I’m the only person from my high school who goes to American, but I have a couple of friends going to George Washington University. Two weekends ago I met up with one such friend. This last Spring we had been talking and agreed that we had to hang out when the year started, because it’s a shame to have friends so near by in a sea of strangers and never see them. We decided, in the interest of our typically empty wallets, to take advantage of the wide variety of free museums in our nation’s lovely capital. So we both went our separate routes to the National Mall and, with some finagling and a lot of texts along the lines of ‘where are you?’ ‘I’m right here’ ‘where’s that’, managed to find each other. Strolling over the grass, we pretended to talk about our options for about five minutes before going with what was the obvious choice from the beginning: Air and Space Museum.
This is a true fact: everybody likes Air and Space. I’ve been to DC on three different vacations and every time I’ve gone to Air and Space and it just doesn’t get old. Space doesn’t get old. Space goes on forever. Think about THAT next time you’re having difficulty falling asleep.

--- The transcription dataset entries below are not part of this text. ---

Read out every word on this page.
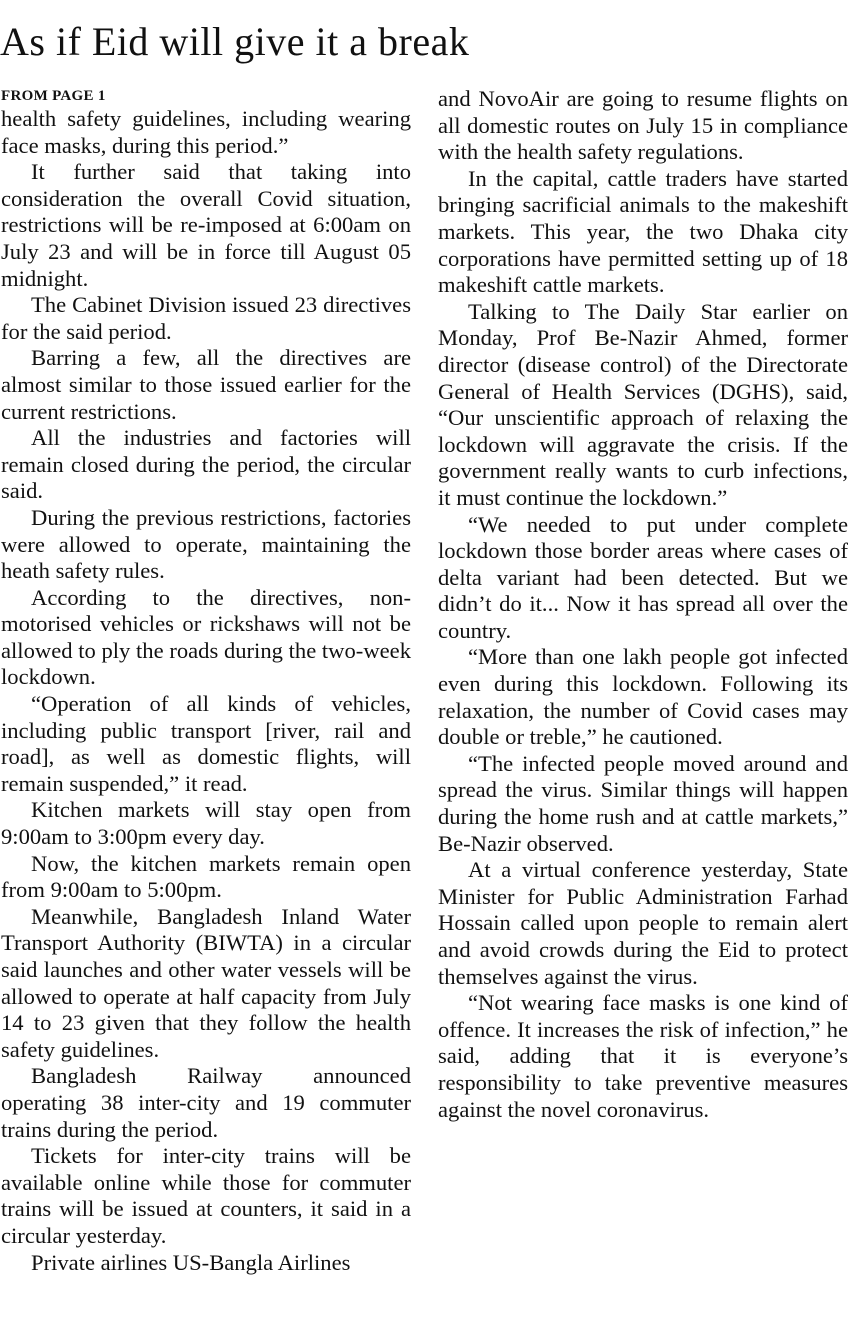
As if Eid will give it a break
FROM PAGE 1

health safety guidelines, including wearing face masks, during this period.”

It further said that taking into consideration the overall Covid situation, restrictions will be re-imposed at 6:00am on July 23 and will be in force till August 05 midnight.

The Cabinet Division issued 23 directives for the said period.

Barring a few, all the directives are almost similar to those issued earlier for the current restrictions.

All the industries and factories will remain closed during the period, the circular said.

During the previous restrictions, factories were allowed to operate, maintaining the heath safety rules.

According to the directives, non-motorised vehicles or rickshaws will not be allowed to ply the roads during the two-week lockdown.

“Operation of all kinds of vehicles, including public transport [river, rail and road], as well as domestic flights, will remain suspended,” it read.

Kitchen markets will stay open from 9:00am to 3:00pm every day.

Now, the kitchen markets remain open from 9:00am to 5:00pm.

Meanwhile, Bangladesh Inland Water Transport Authority (BIWTA) in a circular said launches and other water vessels will be allowed to operate at half capacity from July 14 to 23 given that they follow the health safety guidelines.

Bangladesh Railway announced operating 38 inter-city and 19 commuter trains during the period.

Tickets for inter-city trains will be available online while those for commuter trains will be issued at counters, it said in a circular yesterday.

Private airlines US-Bangla Airlines

and NovoAir are going to resume flights on all domestic routes on July 15 in compliance with the health safety regulations.

In the capital, cattle traders have started bringing sacrificial animals to the makeshift markets. This year, the two Dhaka city corporations have permitted setting up of 18 makeshift cattle markets.

Talking to The Daily Star earlier on Monday, Prof Be-Nazir Ahmed, former director (disease control) of the Directorate General of Health Services (DGHS), said, “Our unscientific approach of relaxing the lockdown will aggravate the crisis. If the government really wants to curb infections, it must continue the lockdown.”

“We needed to put under complete lockdown those border areas where cases of delta variant had been detected. But we didn’t do it... Now it has spread all over the country.

“More than one lakh people got infected even during this lockdown. Following its relaxation, the number of Covid cases may double or treble,” he cautioned.

“The infected people moved around and spread the virus. Similar things will happen during the home rush and at cattle markets,” Be-Nazir observed.

At a virtual conference yesterday, State Minister for Public Administration Farhad Hossain called upon people to remain alert and avoid crowds during the Eid to protect themselves against the virus.

“Not wearing face masks is one kind of offence. It increases the risk of infection,” he said, adding that it is everyone’s responsibility to take preventive measures against the novel coronavirus.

Anyways, we went to Air and Space and wandered around, ooo-ing and ahh-ing at the rockets and satellites and taking selfies with Sputnik. Sputnik is very cute. No wonder the Soviets got out there before the Americans. We both like WW2 so we spent an inordinate amount of time in the exhibit hall displaying aircraft from that era, as well as the part that is set up like a mock air raid shelter in the London Underground. I love museums like that, with interactive rooms dressed up to be from times gone by. Everybody likes to pretend they’re back in time when walking through those rooms. Anyone who says differently is likely lying, or just boring.
After having exhausted the joys of Messerschmitts and Spitfires, we debated going into either the IMAX or planetarium, but the joint forces of our previously discussed financial situations and hunger (it being far past lunchtime by this point) made a compelling argument against the idea. We opted to leave the museum in search of sustenance.
We took the Metro into Chinatown to get lunch and as we were ruminating on our day over hot and sour soup and tiny cups of green tea I remarked that it felt very grown up, going out into the Big City and to a museum, without any sort of prompting from any figure of authority at all, and then he agreed very seriously and then we started giggling and it downgraded to being not very adult at all, what with us both snickering into our Chinese food about how mature we were.
Once sated, we returned to the tube where it was time to go our separate ways. After much tearful hugging and heartfelt promises to go see some art together and get cultured another time, we parted, him to George Washington and I to American, and to the comforts of my dorm room.
All together, a very fun experience with a lovely balance of old friends and new places.